NOTE: each cell is stretched to 3 rows, however, it still represents only one cell

| created_at | Current_Value | M1            | M2            | M3             | M4  |
| ---------- | ------------- | ------------- | ------------- | -------------- | --- |
| 01/08/2020 | 840           | 840           | 838           | 838            | 838 |
| ---------- | ------------- | ------------- | ------------- | -------------- | --- |
| 01/09/2020 | 65 + M1 in pr | 63 + M2 in pr | 61 + M3 in pr | 59 + M4 in pr  | 0   |
|            | = 65 + 840    | = 63 + 838    | = 61 + 838    | = 59 + 838     |     |
|            | = 905         | = 901         | = 899         | = 897          |     |
| ---------- | ------------- | ------------- | ------------- | -------------- | --- |
| 01/10/2020 | 109+ M1 in pr | 104+ M2 in pr | 99 + M3 in pr | 0              | 0   |
|            | = 109 + 901   | = 104 + 899   | = 99 + 897    |                |     |
|            | = 1010        | = 1003        | = 996         |                |     |
| ---------- | ------------- | ------------- | ------------- | -------------- | --- |
| 01/11/2020 | 105+ M1 in pr | 100+ M2 in pr | 0             | 0              | 0   |
|            | = 105 + 1003  | = 100 + 996   |               |                |     |
|            | = 1108        | = 1096        |               |                |     |
| ---------- | ------------- | ------------- | ------------- | -------------- | --- |
| 01/12/2020 | 61 + M1 in pr | 0             | 0             | 0              | 0   |
|            | = 61 + 1096   |               |               |                |     |
|            | = 1157        |               |               |                |     |
| ---------- | ------------- | ------------- | ------------- | -------------- | --- |

So I need to end up with the same table, but with values aggregated in this way, so I can work with the result.

I have been scratching my head over this problem for the past few hours rearranging and creating new variables to achieve this, but unfortunately, I had no success.

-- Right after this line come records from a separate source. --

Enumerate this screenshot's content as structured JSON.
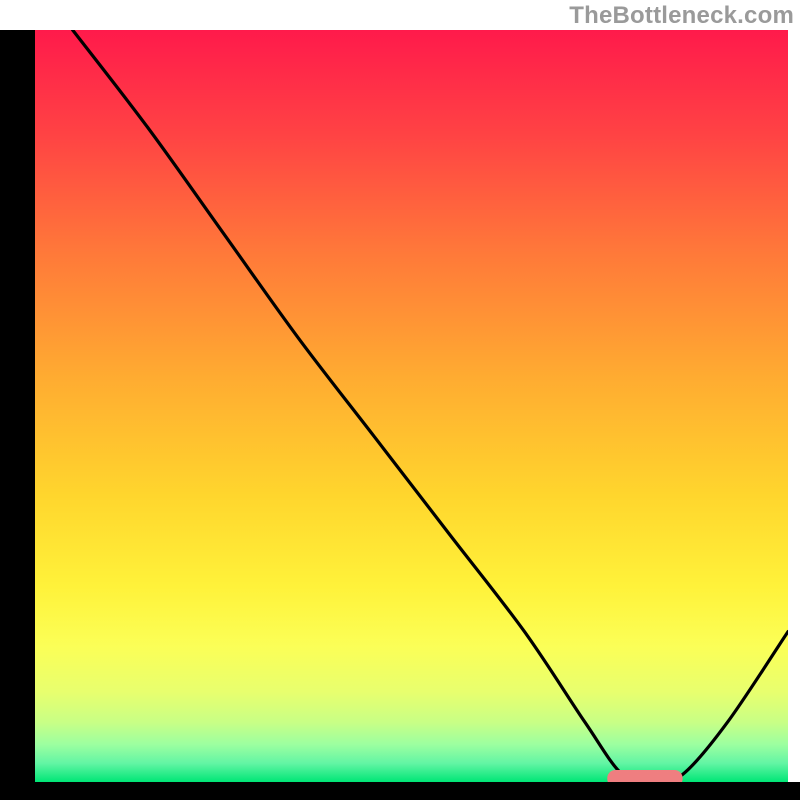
{
  "watermark": "TheBottleneck.com",
  "chart_data": {
    "type": "line",
    "title": "",
    "xlabel": "",
    "ylabel": "",
    "xlim": [
      0,
      100
    ],
    "ylim": [
      0,
      100
    ],
    "axis_visible": {
      "x": true,
      "y": true
    },
    "grid": false,
    "background_gradient_colors_top_to_bottom": [
      "#ff1a4b",
      "#ff5540",
      "#ff8a36",
      "#ffc22f",
      "#ffe92e",
      "#fbff4a",
      "#ccff7a",
      "#86ffa5",
      "#00e676"
    ],
    "curve_description": "V-shaped bottleneck curve: steep fall from top-left, bending shallower near x≈25, long near-linear descent to a flat minimum around x≈78–85, then rising toward the right edge",
    "series": [
      {
        "name": "bottleneck-curve",
        "color": "#000000",
        "x": [
          5,
          15,
          25,
          35,
          45,
          55,
          65,
          73,
          78,
          82,
          86,
          92,
          100
        ],
        "y": [
          100,
          87,
          73,
          59,
          46,
          33,
          20,
          8,
          1,
          0,
          1,
          8,
          20
        ]
      }
    ],
    "marker": {
      "name": "optimal-range-marker",
      "shape": "rounded-bar",
      "color": "#ef7e80",
      "x_range": [
        76,
        86
      ],
      "y": 0
    }
  }
}
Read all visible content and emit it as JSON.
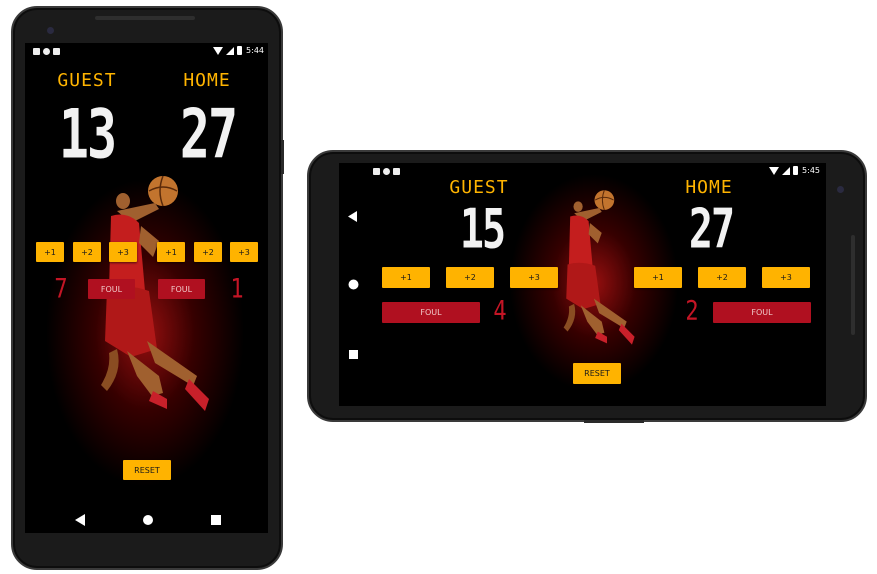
{
  "portrait": {
    "status": {
      "time": "5:44"
    },
    "guest": {
      "label": "GUEST",
      "score": "13",
      "fouls": "7"
    },
    "home": {
      "label": "HOME",
      "score": "27",
      "fouls": "1"
    },
    "buttons": {
      "plus1": "+1",
      "plus2": "+2",
      "plus3": "+3",
      "foul": "FOUL",
      "reset": "RESET"
    }
  },
  "landscape": {
    "status": {
      "time": "5:45"
    },
    "guest": {
      "label": "GUEST",
      "score": "15",
      "fouls": "4"
    },
    "home": {
      "label": "HOME",
      "score": "27",
      "fouls": "2"
    },
    "buttons": {
      "plus1": "+1",
      "plus2": "+2",
      "plus3": "+3",
      "foul": "FOUL",
      "reset": "RESET"
    }
  },
  "icons": {
    "nav_back": "back-triangle-icon",
    "nav_home": "home-circle-icon",
    "nav_recents": "recents-square-icon",
    "status": [
      "notification-icon",
      "sync-icon",
      "sd-card-icon",
      "wifi-icon",
      "cell-signal-icon",
      "battery-icon"
    ]
  },
  "colors": {
    "accent_yellow": "#ffb300",
    "label_yellow": "#ffb400",
    "foul_red": "#b01020",
    "foul_count_red": "#c41525",
    "score_white": "#f2f2f2",
    "background": "#000000"
  }
}
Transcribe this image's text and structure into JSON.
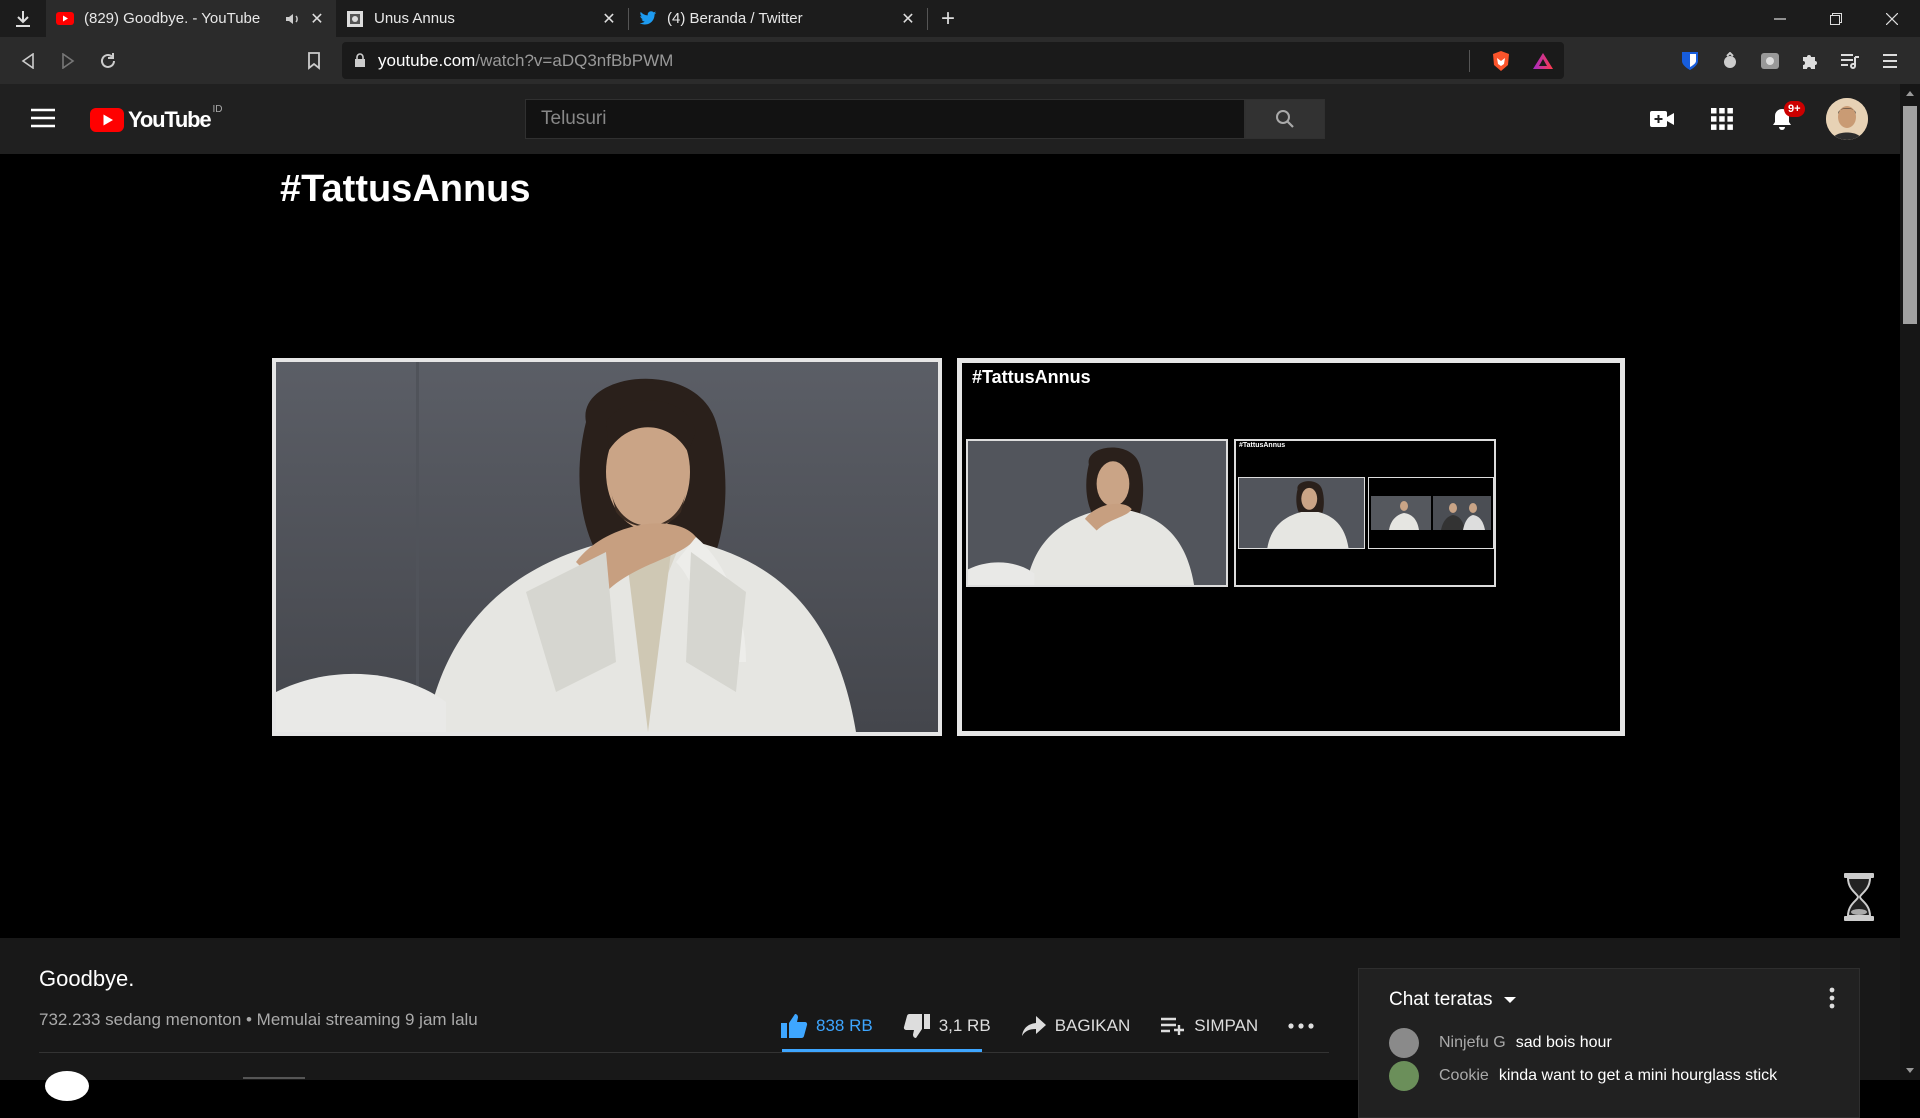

Is this even possible with plain MySQL? Is it is possible, could you please point me in the right direction, because I am unfortunately stuck.

I am using MySQL v5.7.

Thank you very much


Solution

  • The data model makes things more difficult than they should. Although this might possible with unpivot/pivot and window functions, I find that the logic is simpler to express with a recursive query:

    with  recursive
        data as (select t.*, row_number() over(order by created_at) rn from mytable t),
        cte as (
            select rn, created_at, current_value, m1, m2, m3, m4 from data where rn = 1
            union all
            select d.rn, d.created_at,
                d.current_value + c.m1, d.m1 + c.m2, d.m2 + c.m3, d.m3 + c.m4, d.m4
            from cte c
            inner join data d on d.rn = c.rn + 1
        )
    select * from cte
    

    This basically traverses the dataset from the earliest date to the latest, while performing the computation across rows as needed.

    Demo on DB Fiddle:

    rn | created_at | current_value |   m1 |  m2 |  m3 |  m4
    -: | :--------- | ------------: | ---: | --: | --: | --:
     1 | 2020-08-01 |           840 |  840 | 838 | 838 | 838
     2 | 2020-09-01 |           905 |  901 | 899 | 897 |   0
     3 | 2020-10-01 |          1010 | 1003 | 996 |   0 |   0
     4 | 2020-11-01 |          1108 | 1096 |   0 |   0 |   0
     5 | 2020-12-01 |          1157 |    0 |   0 |   0 |   0
    

    Note that window functions are available in MySQL 8.0 only.